The causes of failure may be due to weaknesses to be found already in the acquisition process. The following recommendations given by Carsten Hölscher and Sabine Gangloff, both from Hewitt Germany, help to avoid the most frequent mistakes:
1. Securing the value of the acquisition by reasonable decisions on staff
The acquisition of a company will result in capital growth only if the value of the acquired company plus the value of synergy effects on the one hand exceed the purchase price plus liabilities such as company pensions, which are also passed on to the purchaser, on the other hand. Personnel issues are therefore relevant in establishing a justified purchase price as well as in the realization of growth and cost synergy effects. The personnel department plays an important role in the implementation of the acquisition strategy and is therefore to be integrated at the right time into the acquisition process.
2. Effective implementation of the acquisition strategy
In order for synergies to take effect there is the precondition of changes (new processes, new structures, new customers, new products) to take place which means that requirements on employees change as well. Generally this fact applies to the staff of the purchased company as well as to that of the buying company. It is up to the personnel department to adjust the training of human resources to the objectives of the acquisition such that employees are motivated to do what they are expected to do. In order to achieve this aim it is important for the personnel department to be informed in due time about the M&A´s objectives.
3. M&As are teamwork
The determination of the purchase price in the course of a M&A is usually made on the basis of extrapolations on business development. In this process important assumptions are valuation periods and a plan fixing the times by which certain processes have to be implemented.
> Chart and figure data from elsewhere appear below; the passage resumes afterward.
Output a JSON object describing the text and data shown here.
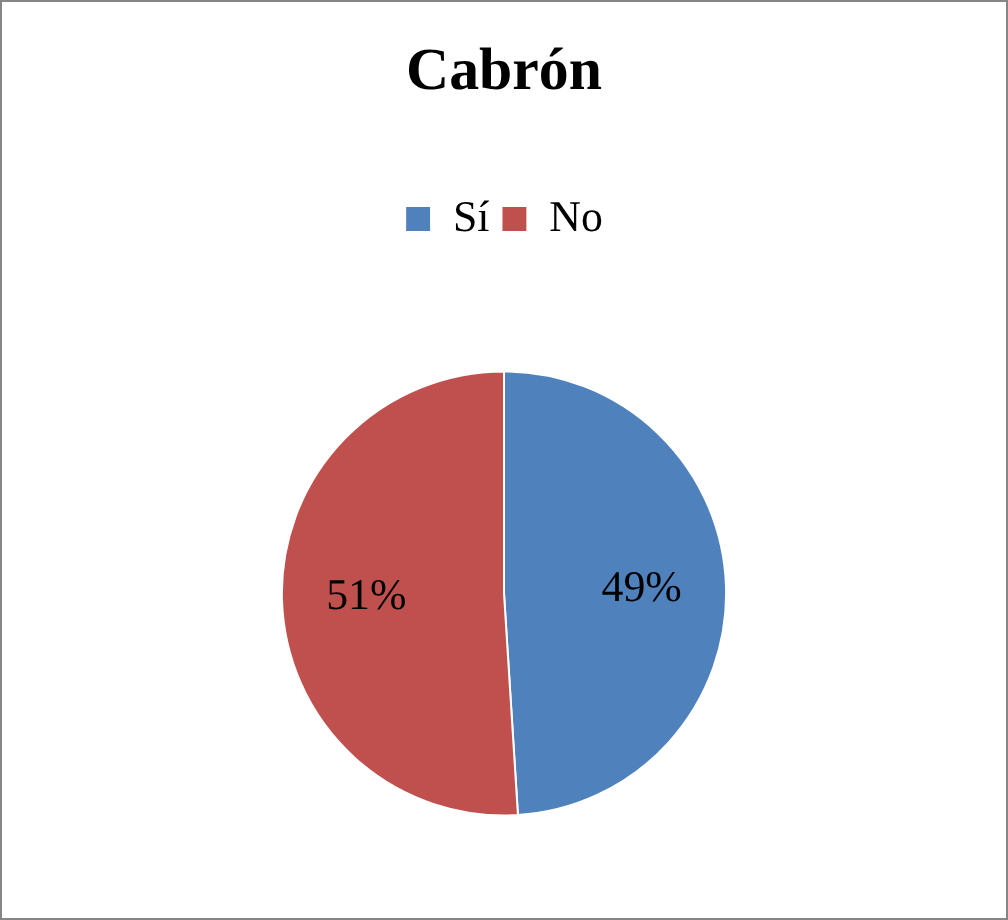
{
  "chart_data": {
    "type": "pie",
    "title": "Cabrón",
    "categories": [
      "Sí",
      "No"
    ],
    "values": [
      49,
      51
    ],
    "colors": [
      "#4f81bd",
      "#c0504d"
    ],
    "legend": "top",
    "value_labels": [
      "49%",
      "51%"
    ]
  }
}
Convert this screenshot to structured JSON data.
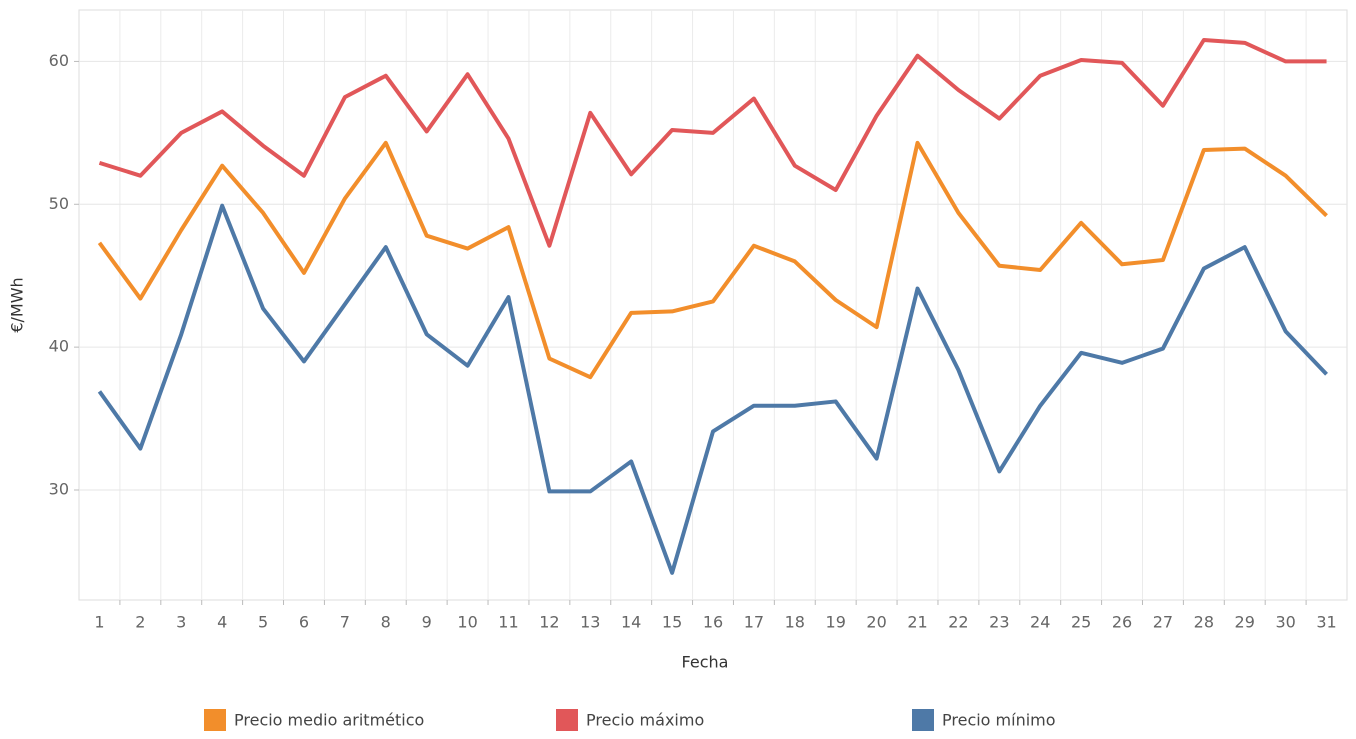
{
  "chart_data": {
    "type": "line",
    "x_label": "Fecha",
    "y_label": "€/MWh",
    "categories": [
      "1",
      "2",
      "3",
      "4",
      "5",
      "6",
      "7",
      "8",
      "9",
      "10",
      "11",
      "12",
      "13",
      "14",
      "15",
      "16",
      "17",
      "18",
      "19",
      "20",
      "21",
      "22",
      "23",
      "24",
      "25",
      "26",
      "27",
      "28",
      "29",
      "30",
      "31"
    ],
    "series": [
      {
        "name": "Precio medio aritmético",
        "color": "#f28e2b",
        "values": [
          47.3,
          43.4,
          48.2,
          52.7,
          49.4,
          45.2,
          50.4,
          54.3,
          47.8,
          46.9,
          48.4,
          39.2,
          37.9,
          42.4,
          42.5,
          43.2,
          47.1,
          46.0,
          43.3,
          41.4,
          54.3,
          49.4,
          45.7,
          45.4,
          48.7,
          45.8,
          46.1,
          53.8,
          53.9,
          52.0,
          49.2
        ]
      },
      {
        "name": "Precio máximo",
        "color": "#e15759",
        "values": [
          52.9,
          52.0,
          55.0,
          56.5,
          54.1,
          52.0,
          57.5,
          59.0,
          55.1,
          59.1,
          54.6,
          47.1,
          56.4,
          52.1,
          55.2,
          55.0,
          57.4,
          52.7,
          51.0,
          56.2,
          60.4,
          58.0,
          56.0,
          59.0,
          60.1,
          59.9,
          56.9,
          61.5,
          61.3,
          60.0,
          60.0
        ]
      },
      {
        "name": "Precio mínimo",
        "color": "#4e79a7",
        "values": [
          36.9,
          32.9,
          40.9,
          49.9,
          42.7,
          39.0,
          43.0,
          47.0,
          40.9,
          38.7,
          43.5,
          29.9,
          29.9,
          32.0,
          24.2,
          34.1,
          35.9,
          35.9,
          36.2,
          32.2,
          44.1,
          38.4,
          31.3,
          35.9,
          39.6,
          38.9,
          39.9,
          45.5,
          47.0,
          41.1,
          38.1
        ]
      }
    ],
    "ylim": [
      22.3,
      63.6
    ],
    "yticks": [
      30,
      40,
      50,
      60
    ],
    "grid": true,
    "legend": "bottom"
  }
}
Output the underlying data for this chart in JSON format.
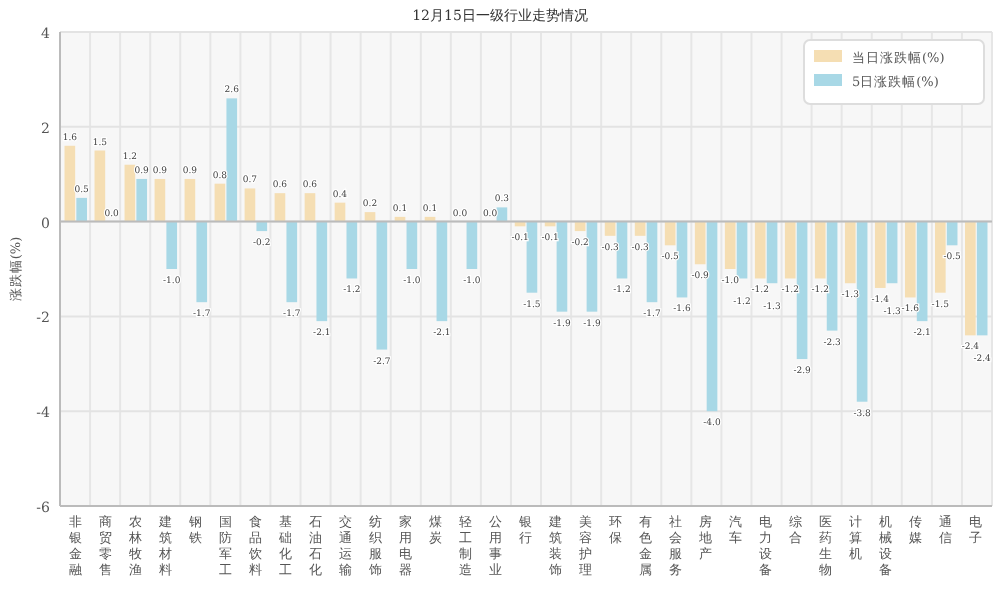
{
  "chart_data": {
    "type": "bar",
    "title": "12月15日一级行业走势情况",
    "ylabel": "涨跌幅(%)",
    "categories": [
      "非银金融",
      "商贸零售",
      "农林牧渔",
      "建筑材料",
      "钢铁",
      "国防军工",
      "食品饮料",
      "基础化工",
      "石油石化",
      "交通运输",
      "纺织服饰",
      "家用电器",
      "煤炭",
      "轻工制造",
      "公用事业",
      "银行",
      "建筑装饰",
      "美容护理",
      "环保",
      "有色金属",
      "社会服务",
      "房地产",
      "汽车",
      "电力设备",
      "综合",
      "医药生物",
      "计算机",
      "机械设备",
      "传媒",
      "通信",
      "电子"
    ],
    "series": [
      {
        "name": "当日涨跌幅(%)",
        "color": "#f5deb3",
        "values": [
          1.6,
          1.5,
          1.2,
          0.9,
          0.9,
          0.8,
          0.7,
          0.6,
          0.6,
          0.4,
          0.2,
          0.1,
          0.1,
          0.0,
          0.0,
          -0.1,
          -0.1,
          -0.2,
          -0.3,
          -0.3,
          -0.5,
          -0.9,
          -1.0,
          -1.2,
          -1.2,
          -1.2,
          -1.3,
          -1.4,
          -1.6,
          -1.5,
          -2.4
        ],
        "value_labels": [
          "1.6",
          "1.5",
          "1.2",
          "0.9",
          "0.9",
          "0.8",
          "0.7",
          "0.6",
          "0.6",
          "0.4",
          "0.2",
          "0.1",
          "0.1",
          "0.0",
          "0.0",
          "-0.1",
          "-0.1",
          "-0.2",
          "-0.3",
          "-0.3",
          "-0.5",
          "-0.9",
          "-1.0",
          "-1.2",
          "-1.2",
          "-1.2",
          "-1.3",
          "-1.4",
          "-1.6",
          "-1.5",
          "-2.4"
        ]
      },
      {
        "name": "5日涨跌幅(%)",
        "color": "#a8d8e6",
        "values": [
          0.5,
          0.0,
          0.9,
          -1.0,
          -1.7,
          2.6,
          -0.2,
          -1.7,
          -2.1,
          -1.2,
          -2.7,
          -1.0,
          -2.1,
          -1.0,
          0.3,
          -1.5,
          -1.9,
          -1.9,
          -1.2,
          -1.7,
          -1.6,
          -4.0,
          -1.2,
          -1.3,
          -2.9,
          -2.3,
          -3.8,
          -1.3,
          -2.1,
          -0.5,
          -2.4
        ],
        "value_labels": [
          "0.5",
          "0.0",
          "0.9",
          "-1.0",
          "-1.7",
          "2.6",
          "-0.2",
          "-1.7",
          "-2.1",
          "-1.2",
          "-2.7",
          "-1.0",
          "-2.1",
          "-1.0",
          "0.3",
          "-1.5",
          "-1.9",
          "-1.9",
          "-1.2",
          "-1.7",
          "-1.6",
          "-4.0",
          "-1.2",
          "-1.3",
          "-2.9",
          "-2.3",
          "-3.8",
          "-1.3",
          "-2.1",
          "-0.5",
          "-2.4"
        ]
      }
    ],
    "ylim": [
      -6,
      4
    ],
    "yticks": [
      -6,
      -4,
      -2,
      0,
      2,
      4
    ],
    "grid": true,
    "legend": "top right"
  }
}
The contribution of the personnel department consists in providing these assumptions with regard to the development of staff costs and other liabilities. At the same time it has to check whether the timing is realistic. The quality of the assumptions does not least depend on the quality of coordination between the several business units such as strategic planning, finance department, personnel department, legal section and all other business units involved.
4. Rapidness counts
The increase in value for the purchaser among other things also depends on how quickly synergies will take effect. What is important in this respect is how much time is needed to solve personnel issues such as staffing of executive posts, change management processes, personnel restructuring, overcoming of cultural differences and communication issues. The integration planning should therefore start already during the due diligence phase. Priorities have to be set in accordance with the strategy and integration tools such as timetables and organizational structures should already be in place.
5. Avoidance of disruptions of ordinary business
In order for M&A to be successful the smooth running of ordinary business has to be ensured. The quality of relations with customers of both the purchased as well as the purchasing company should not suffer from the M&A. This fact will be in particular relevant, if staff are worried about their personal future. It is the task of the personnel department to keep these disruptions to a minimum by taking recourse to a staff controlling adjusted to this particular situation or by adapting an appropriate communication strategy.